O circo de 180 milhões de palhaços

Numa guerra, a primeira vítima é a verdade. Nessa guerra não declarada entre o Beira-Rio em demolição parcial e a Arena em construção, há um tiroteio de informações, nem sempre confiáveis.

Por isso, é difícil saber com quem está a verdade, se é que existe apenas uma verdade. Ou se tudo não passa de uma grande mentira. É difícil.

O presidente Giovani Luigi, um sujeito afável e sério, que conheço há muitos anos, está sob fogo cruzado. Por isso, se defende como pode, inclusive apelando para inverdades.

Em sua entrevista de hoje, horas depois de confirmada a decisão da Fifa de alijar Porto Alegre da Copa das Confederações, Luigi afirmou que esse torneio nunca foi o objetivo do Inter, e sim a Copa do Mundo, e é para ela que o clube se programou.

Essa afirmação não me soou bem. Eu tinha como certo que o Beira-Rio estava comprometido com as duas competições, mas fiquei em dúvida depois de ouvir o presidente colorado – que, a bem da verdade, virou refém da empreiteira, conforme afirmou o ex-Vitório Piffero – tentando justificar o injustificável.

Fui socorrido pelo twitter do @fabriciocpovo, o repórter que mais sabe das coisas do Inter. Ele postou no final da tarde que o Inter ao assinar o caderno de encargos da Fifa comprometeu-se a ter o Beira-Rio pronto também para a Copa das Confederações.

O Inter, segundo a Fifa, que parece ter mais poderes que a ONU, não honrou o compromisso firmado.

Não tenho dúvida de que o Inter queimou seu filme com os velhinhos sapecas, e espertos, da Fifa. Eles poderiam esperar mais um pouco.

A retirada da Copa das Confederações foi um recado. A Fifa botou pressão no Inter, e quem vai ganhar com isso é a tal empreiteira, que agora vai firmar o contrato que quiser, a não ser que Luigi e seus companheiros de diretoria queiram correr o risco de perder também a Copa do Mundo.

Quem também fez uma pressãozinha foi o astuto presidente da CBF, que, segundo o presidente da FGF, Noveletto, já cogita em defender a Arena gremista como sede dos cinco jogos do mundial que virão para Porto Alegre.

Para mim, é tudo jogada para acelerar uma decisão do Inter, favorecendo a Andrade Gutierrez. Daqui a pouco o Inter estará comprometendo uma série de receitas, assim como o Grêmio já comprometeu.

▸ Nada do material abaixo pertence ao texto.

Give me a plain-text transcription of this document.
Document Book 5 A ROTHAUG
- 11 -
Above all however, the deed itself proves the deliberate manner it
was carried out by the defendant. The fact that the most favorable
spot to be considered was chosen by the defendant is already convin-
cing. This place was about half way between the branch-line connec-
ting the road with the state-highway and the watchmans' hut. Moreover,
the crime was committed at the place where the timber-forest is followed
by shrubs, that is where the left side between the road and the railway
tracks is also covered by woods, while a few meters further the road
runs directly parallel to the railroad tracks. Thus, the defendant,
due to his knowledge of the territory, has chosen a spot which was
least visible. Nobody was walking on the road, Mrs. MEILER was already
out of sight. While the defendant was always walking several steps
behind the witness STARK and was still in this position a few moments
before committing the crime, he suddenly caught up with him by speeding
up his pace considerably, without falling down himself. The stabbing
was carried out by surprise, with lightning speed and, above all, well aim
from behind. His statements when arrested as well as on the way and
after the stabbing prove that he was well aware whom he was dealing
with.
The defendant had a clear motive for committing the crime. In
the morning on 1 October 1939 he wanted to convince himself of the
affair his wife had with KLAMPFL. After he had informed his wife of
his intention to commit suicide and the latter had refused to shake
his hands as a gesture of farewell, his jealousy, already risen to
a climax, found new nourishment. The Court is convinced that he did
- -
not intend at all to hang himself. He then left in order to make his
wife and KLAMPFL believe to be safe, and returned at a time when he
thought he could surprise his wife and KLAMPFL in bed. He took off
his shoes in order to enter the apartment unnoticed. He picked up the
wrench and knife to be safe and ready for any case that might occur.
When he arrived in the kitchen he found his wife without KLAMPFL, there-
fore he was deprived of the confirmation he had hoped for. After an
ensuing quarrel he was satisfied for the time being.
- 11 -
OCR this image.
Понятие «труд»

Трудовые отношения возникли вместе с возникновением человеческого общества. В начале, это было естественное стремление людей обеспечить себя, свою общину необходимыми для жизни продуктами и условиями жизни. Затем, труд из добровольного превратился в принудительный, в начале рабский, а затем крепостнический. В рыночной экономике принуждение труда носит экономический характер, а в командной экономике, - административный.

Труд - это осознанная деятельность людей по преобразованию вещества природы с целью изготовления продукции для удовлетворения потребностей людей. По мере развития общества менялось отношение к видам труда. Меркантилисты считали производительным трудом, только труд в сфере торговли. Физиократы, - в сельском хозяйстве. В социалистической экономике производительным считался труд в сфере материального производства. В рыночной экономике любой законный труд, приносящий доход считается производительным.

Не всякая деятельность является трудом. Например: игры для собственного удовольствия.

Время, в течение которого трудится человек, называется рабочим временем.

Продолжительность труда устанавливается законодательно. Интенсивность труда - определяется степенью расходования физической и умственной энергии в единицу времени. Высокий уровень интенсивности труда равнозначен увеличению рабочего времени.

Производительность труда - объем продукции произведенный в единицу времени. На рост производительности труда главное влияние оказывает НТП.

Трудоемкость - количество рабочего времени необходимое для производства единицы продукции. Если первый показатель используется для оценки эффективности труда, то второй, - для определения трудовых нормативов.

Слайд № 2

Agora, se perder a Copa, o clube deixará de receber os mais de 60 milhões de reais de isenção fiscal concedidos generosamente pelo governo federal aos estádios da Copa, comprometendo a reforma do Beira-Rio.

Essa grana toda – assim como as fortunas que estão sendo aplicadas pela União em outras obras – poderia ser destinada à saúde, por exemplo, mas vai para esse imenso circo que está sendo montado e que vai enriquecer muita gente, principalmente os donos de empreiteiras, que vão rir muito de180 milhões de palhaços.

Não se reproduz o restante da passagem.